Se già frequentate  queste pagine, se vi piace o almeno vi incuriosisce Periscopio, la sua nuova veste grafica e i nuovi contenuti vi faranno saltare di gioia. Non esiste in natura un quotidiano online con il coraggio e/o l’incoscienza di criticare e capovolgere l’impostazione classica di questo “il giornale” un’idea (geniale) nata 270 anni fa, ma che ha introdotto  dei codici precisi rimasti quasi inalterati. Nemmeno la rivoluzione digitale, la democrazia informava, la nascita della Rete, l’esplosione dei social media, hanno cambiato di molto le testate giornalistiche, il loro ordine, la loro noia.

Tanto che qualcuno si è chiesto se ancora servono, se hanno ancora un ruolo e un senso i quotidiani.  Arrivano sempre “dopo la notizia”, mettono tutti lo stesso titolo in prima pagina, seguono diligentemente il pensiero unico e il potente di turno, ricalcano in fotocopia le solite sezioni interne: politica interna, esteri, cronaca, economia, sport…. Anche le parole sembrano piene di polvere, perché il linguaggio giornalistico, invece di arricchirsi, si è impoverito.  Il vocabolario dei quotidiani registra e riproduce quello del sottobosco politico e della chiacchiera televisiva, oppure insegue inutilmente la grande nuvola confusa del web.

Periscopio propone un nuovo modo di essere giornale, di fare informazione. di accostare Alto e Basso, di rapportarsi al proprio pubblico. Rompe compartimenti stagni delle sezioni tradizionali di quotidiani.

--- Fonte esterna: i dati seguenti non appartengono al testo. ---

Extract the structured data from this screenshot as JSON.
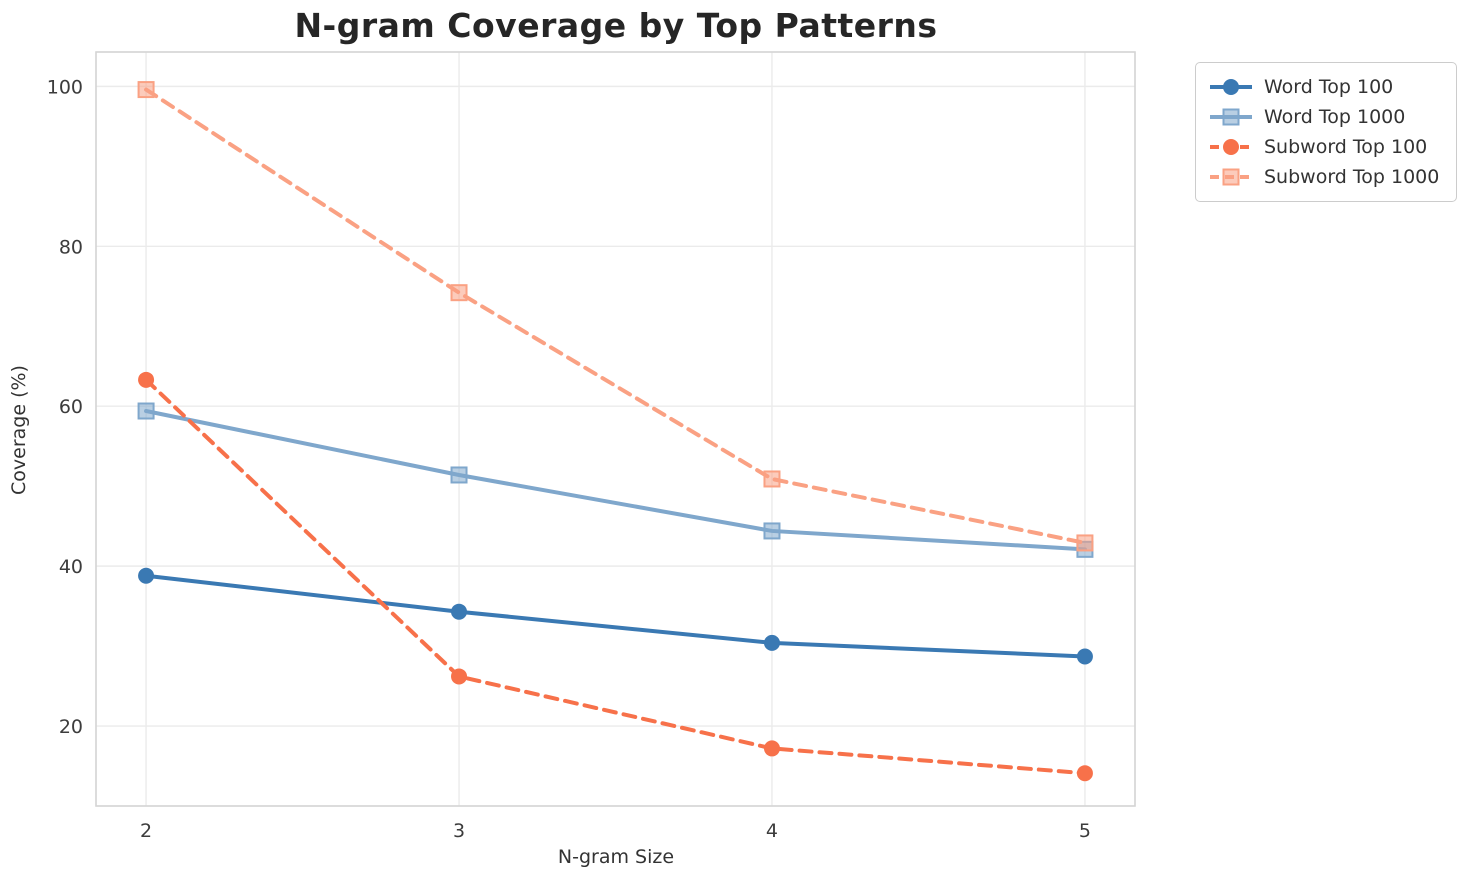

Accoglie e dà riconosce uguale dignità a tutti i generi e tutti linguaggi: così in primo piano ci può essere una notizia, un commento, ma anche una poesia o una vignetta.  Abbandona la rincorsa allo scoop, all’intervista esclusiva, alla firma illustre, proponendo quella che abbiamo chiamato “informazione verticale”: entrare cioè nelle  “cose che accadono fuori e dentro di noi”, denunciare Il Vecchio che resiste e raccontare Il Nuovo che germoglia, stare dalla parte dei diritti e denunciare la diseguaglianza che cresce in Italia e nel mondo. .

Con il quotidiano di ieri, così si diceva, oggi ci si incarta il pesce. Non Periscopio, la sua “informazione verticale” non invecchia mai e dal nostro archivio di quasi 50.000 articoli (disponibile gratuitamente) si pescano continuamente contenuti utili per integrare le ultime notizie uscite. Non troverete mai, come succede in quasi tutti i quotidiani on line,  le prime tre righe dell’articolo in chiaro… e una piccola tassa per poter leggere tutto il resto.

Sembra una frase retorica ma non lo è: “Periscopio è un giornale senza padrini e senza padroni”. Siamo orgogliosamente antifascisti, pacifisti, nonviolenti, femministi, ambientalisti. Crediamo nella Sinistra (anche se la Sinistra non crede più a se stessa), ma non apparteniamo a nessuna casa politica, non fiancheggiamo nessun partito e nessun leader. Anzi, diffidiamo dei leader e dei capipopolo, perfino degli eroi. Non ci piacciono i muri, quelli materiali come  quelli immateriali, frutto del pregiudizio e dell’egoismo. Ci piace “il popolo” (quello scritto in Costituzione) e vorremmo cancellare “la nazione”, premessa di ogni guerra e  di ogni violenza.

Periscopio è quindi un giornale popolare, non nazionalpopolare. Un quotidiano “generalista”,  scritto per essere letto da tutti (“quelli che hanno letto milioni di libri o che non sanno nemmeno parlare” F. De Gregori), da tutti quelli che coltivano la curiosità, e non dalle elites, dai circoli degli addetti ai lavori, dagli intellettuali del vuoto e della chiacchiera.